Po spektaklu rozpoczęła się taneczno-słowno-muzyczna część widowiska w wykonaniu adeptów i nauczycieli Szkoły Muzyki i Tańca „Nutka"oraz uczniów płońskich szkół. Wspomnienia o zmarłych przeplatały się z wierszami napisanymi przez płońskich poetów - Grażynę Elżbietę Fotek, Annę Zmysłowską, Alinę Rajewską oraz Jana Rogowskiego. Tematem jednego z nich był płoński cmentarz. Pojawił się także wiersz „Bardzo trudne pytania" Ryszarda Marka Grońskiego pisarza i dziennikarza, wyrecytowany przez przez najmłodszych wykonawców. Wiersz kończy się definicją: „Śmierć to jest nieobecność w wielu miejscach na raz".
Artyści przygotowali także performance, w którym w zgiełk codzienności wdziera się odgłos wypadku samochodowego i strzelaniny.
Pamięć bez słów
Nie wymieniono wielu nazwisk. Tę długą listę zastąpiła muzyka, światła i choreografia. Wspominano zmarłych nauczycieli i pedagogów Szkoły Podstawowej nr2, wśród których znalazło się nazwisko zmarłego tragicznie nauczyciela WF-u Andrzeja Bujakowskiego. Po raz drugi podczas „Zaduszek" pojawiło się nazwisko Józefy Torbus nauczycielki - dyrektora „dwójki" oraz radnej powiatu płońskiego.
Nie zabrakło także kilku ciepłych słów o zmarłym zaledwie przed miesiącem dr hab. Józefie Barańskim.
Kto za tym stoi?
Płońskie Zaduszki Muzyczne, to duże przedsięwzięcie wymagające sporego wysiłku i współpracy wielu osób. W corocznym zorganizowaniu koncertu jest zawsze duża zasługa pracowników Miejskiego Centrum Kultury, które także zabiezpeicza orgazniację od strony finansowej.
W widowisku oprócz wykonawców z płońskiej „Nutki", wzięli udział uczniowie wszystkich płońskich szkół podstawowych, gimnazjalnych i średnich.

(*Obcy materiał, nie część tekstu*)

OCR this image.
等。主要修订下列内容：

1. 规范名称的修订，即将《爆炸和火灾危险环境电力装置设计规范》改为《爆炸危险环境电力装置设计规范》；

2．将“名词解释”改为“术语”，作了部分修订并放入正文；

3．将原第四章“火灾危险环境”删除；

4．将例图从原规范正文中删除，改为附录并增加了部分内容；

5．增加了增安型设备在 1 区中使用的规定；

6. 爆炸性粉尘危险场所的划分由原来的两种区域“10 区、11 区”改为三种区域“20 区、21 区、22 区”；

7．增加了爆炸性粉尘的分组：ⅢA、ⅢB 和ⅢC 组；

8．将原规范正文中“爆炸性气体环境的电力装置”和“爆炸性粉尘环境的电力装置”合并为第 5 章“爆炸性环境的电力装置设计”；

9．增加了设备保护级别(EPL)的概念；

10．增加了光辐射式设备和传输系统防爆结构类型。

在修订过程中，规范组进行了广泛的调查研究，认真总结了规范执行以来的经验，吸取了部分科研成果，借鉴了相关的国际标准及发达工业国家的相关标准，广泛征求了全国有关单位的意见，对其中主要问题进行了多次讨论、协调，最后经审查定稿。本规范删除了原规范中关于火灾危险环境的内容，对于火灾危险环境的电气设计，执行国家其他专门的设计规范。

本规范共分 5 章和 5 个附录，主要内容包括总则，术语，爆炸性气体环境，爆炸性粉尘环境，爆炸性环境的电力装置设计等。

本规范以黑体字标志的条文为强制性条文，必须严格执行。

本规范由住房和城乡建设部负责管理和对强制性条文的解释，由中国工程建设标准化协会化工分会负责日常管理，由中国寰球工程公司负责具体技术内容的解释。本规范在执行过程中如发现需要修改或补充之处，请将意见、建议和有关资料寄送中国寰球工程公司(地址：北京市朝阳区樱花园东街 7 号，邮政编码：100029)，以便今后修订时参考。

O jakość i klimat zadbali - akustyk Krzysztof Dębicki oraz Wojciech Kowalski - światła. O klimat muzyczny postarał się zespół od lat towarzyszący „Zaduszkom", w którego skład wchodzą płońscy muzycy: Mariusz Gajewski - instrumenty klawiszowe, Grzegorz Gładki - perkusja, Kinga Prokoszewska - perkusja, Maciej Łukasiewicz - gitara basowa, Magdalena Bachman - piano, Jakub Szostak - gitara, Paweł Sosiński gitara oraz Dariusz Zarzycki - saksofon.
Przygotowanie wokalne spoczęło na barkach niezmordowanej Marzeny Kunickiej oraz Magdaleny Bachman, Moniki Ciosek i Dariusza Zarzyckiego. Choreografię przygotowała Beata Charzyńska i Katarzyna Kołodziejczyk.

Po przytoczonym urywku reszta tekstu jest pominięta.